Chile is the world’s largest producer of copper and, as it happens, most of that copper is sent around the world through the Port of Antofagasta. That’s our ship in the background, with bales of raw copper plates in the foreground, waiting to be loaded into containers and shipped abroad.


And here’s how that copper gets to port…..


One thing I noticed traveling in South America is that every port we are going to is a working commercial port that makes space for us to dock.  We use the same “parking lot” and “parking space” as the commercial vessels – oil tankers, cargo ships, etc.  There is no such thing as a cruise port in South America.

This town, that you never heard of, was quite large with a bustling city center full of shops.
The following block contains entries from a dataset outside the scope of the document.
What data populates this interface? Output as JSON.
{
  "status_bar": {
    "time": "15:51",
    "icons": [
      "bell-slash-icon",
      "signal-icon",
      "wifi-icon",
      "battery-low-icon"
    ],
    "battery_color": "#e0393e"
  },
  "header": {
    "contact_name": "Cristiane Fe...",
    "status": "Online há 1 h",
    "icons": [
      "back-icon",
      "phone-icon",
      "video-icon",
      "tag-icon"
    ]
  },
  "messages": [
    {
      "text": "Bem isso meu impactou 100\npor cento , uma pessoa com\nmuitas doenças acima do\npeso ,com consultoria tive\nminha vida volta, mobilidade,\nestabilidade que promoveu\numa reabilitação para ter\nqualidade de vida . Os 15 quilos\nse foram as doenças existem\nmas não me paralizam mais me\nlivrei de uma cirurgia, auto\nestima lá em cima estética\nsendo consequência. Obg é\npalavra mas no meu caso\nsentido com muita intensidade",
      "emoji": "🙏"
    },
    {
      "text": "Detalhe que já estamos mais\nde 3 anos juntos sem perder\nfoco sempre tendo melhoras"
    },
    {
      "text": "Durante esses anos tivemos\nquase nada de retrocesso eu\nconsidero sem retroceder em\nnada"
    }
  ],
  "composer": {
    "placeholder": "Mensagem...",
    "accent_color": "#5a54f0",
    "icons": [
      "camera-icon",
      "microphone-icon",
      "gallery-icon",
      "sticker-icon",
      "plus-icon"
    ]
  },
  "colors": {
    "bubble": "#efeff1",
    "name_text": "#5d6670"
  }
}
It was the first port we had been to where you can tell they don’t need us.. There was no craft market by the pier or anywhere else.  Guess they don’t get much tourism…. In fact, it was hard to find ANY market in the area around the port…..


…..except for a colorful, shore side fish market…..

Fishing vessels



…and wherever we went people were shoving spoonsful of ceviche in our faces

As we walked to the fish market we noticed pelicans lining up for fish..


Right in front of the market was some people who were trying to sell their “junk”.  I thought of you Bonnie!!!

Sewing Machine

There were pelicans…….


…….sea lions……

Sea Lions

….. even jelly fish…..


…… all waiting to eat the scraps..


We walked further along into the main square (LIKE ALWAYS!!)


And in every square there are always the usual statutes.. but this time they looked like laser cut, very interesting..


Although Antofagasta is a port city on the Pacific Ocean, it’s also located in a desert most of us have never heard of,  the Atacama Desert, the most arid and barren desert in the world. The Atacama Desert stretches from around the city of Pisco, Peru and extends south to the center of Chile.

Antofagasta is also in an active earthquake zone.  Kal went outside the city to see a rock with a hole in it called “La Portada”, which for some reason is the symbol of the city.  The rock lies in the ocean surf not far offshore Here is what it looks like from the observation platform above the shore line:


A more panoramic view….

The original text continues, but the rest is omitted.